Für mich jedenfalls, ist der tollste CPU-Kühler immernoch der *AquaComputer CuPlex Evo*.
Zwar gibt es inzwischen leistungsstärkere Kühler, aber keiner davon hat die Klasse des Evo!


----------



## dymas (17. November 2010)

*AW: Kühlgiganten gesucht: Der beliebteste CPU-Kühler bis heute*

Alpha PAL8045T

Musste verdammt lange googlen um den (wieder)zufinden. War für damalige Verhältnisse ein Monster.


----------



## Berserkervmax (17. November 2010)

*AW: Kühlgiganten gesucht: Der beliebteste CPU-Kühler bis heute*

Scythe Infinity später umbenannt in Mugen.
Kühlt meinen C2Q 9550 mehr als ausreichend und leise !
Habe die Push Pins gegen die Backplate von Scytek getauscht.
Seit dem sitzt der Kühler bombenfest !


----------



## FatBoo (17. November 2010)

*AW: Kühlgiganten gesucht: Der beliebteste CPU-Kühler bis heute*

Mugen 2 FTW

Kühlt mit dem EKL WingBoost sehr gut und leise!


----------



## deftones (17. November 2010)

*AW: Kühlgiganten gesucht: Der beliebteste CPU-Kühler bis heute*

auf meinem alten Athlon XP 2700+ läuft noch der Zalman CNPS7000B Cu 

Zur Zeit der IFX-14 finde ich selbst nach zwei Jahren immer noch Prono das teil


----------



## Asdener (17. November 2010)

*AW: Kühlgiganten gesucht: Der beliebteste CPU-Kühler bis heute*

Mir gefällt der Venoumos X und der Aramageddon am besten ich habe jedoch den NH U12P SE2 von Noctua..


----------



## Cavalera (17. November 2010)

*AW: Kühlgiganten gesucht: Der beliebteste CPU-Kühler bis heute*

Oh man, unter all den tollen Coolern ist doch echt der Thermaltake Orb dabei! (ich habe den Ruby Orb 120mm) 
Ist zwar nicht der Beste, hat mich aber vor fast 5 Jahren überwältigt als ich ihn in den Händen hielt!
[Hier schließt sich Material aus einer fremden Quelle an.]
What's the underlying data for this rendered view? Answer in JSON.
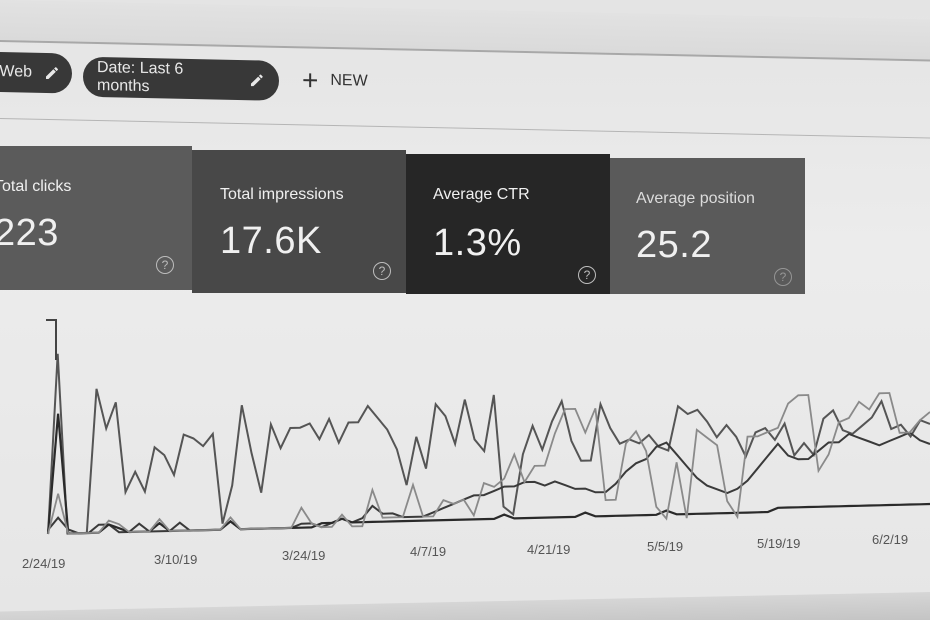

Heute würde ich zwar definitiv einen anderen kaufen, sehe aber im moment noch immer keinen Grund ihn auszutauschen


----------



## modnoob (17. November 2010)

*AW: Kühlgiganten gesucht: Der beliebteste CPU-Kühler bis heute*

Ich nenne nen Xigmatek Thors Hammer mein Eigen toller Name-tolle Optik und super leistung.
Und man kann immer sage Thors Hammer im PC zu haben


----------



## tripod (17. November 2010)

*AW: Kühlgiganten gesucht: Der beliebteste CPU-Kühler bis heute*

persönliche erfahrungen:
- arctic cooling freezer pro 7 (lief immer einwandfrei, ausgemustert)
- xigmatek thor's hammer (nie probleme damit gehabt, ausgemustert)
- scythe mugen 2 (läuft noch nicht so lange, aber bin damit sehr zufrieden)
- corsair h70 (seit heute, die temps überzeugen)


----------



## Michisauer (17. November 2010)

*AW: Kühlgiganten gesucht: Der beliebteste CPU-Kühler bis heute*

Für mich gibts gleich 3 Kandidaten:
Den IFX-14: das Dualtower-Monster mit ebenso monströsem Gewicht und monströser Kühlleistung... einfach gut.
Der Scythe Mugen II: Ein Kühler mit genialem Preis/Leistungsverhältnis, gutem Lüfter und mehr als genug Kühlleistung für alle Lebenslagen
Der CNPS-9700-LED: Der war zwar Laut, hat aber bis heute einen Aussehensaward verdient... (aber auch den 9500 könnt man dann nehmen)


----------



## PCTom (17. November 2010)

*AW: Kühlgiganten gesucht: Der beliebteste CPU-Kühler bis heute*

der Kühler war mal ein GIGANT 
den hatte ich auch mal  mein top Kühler


----------



## a.stauffer.ch@besonet.ch (17. November 2010)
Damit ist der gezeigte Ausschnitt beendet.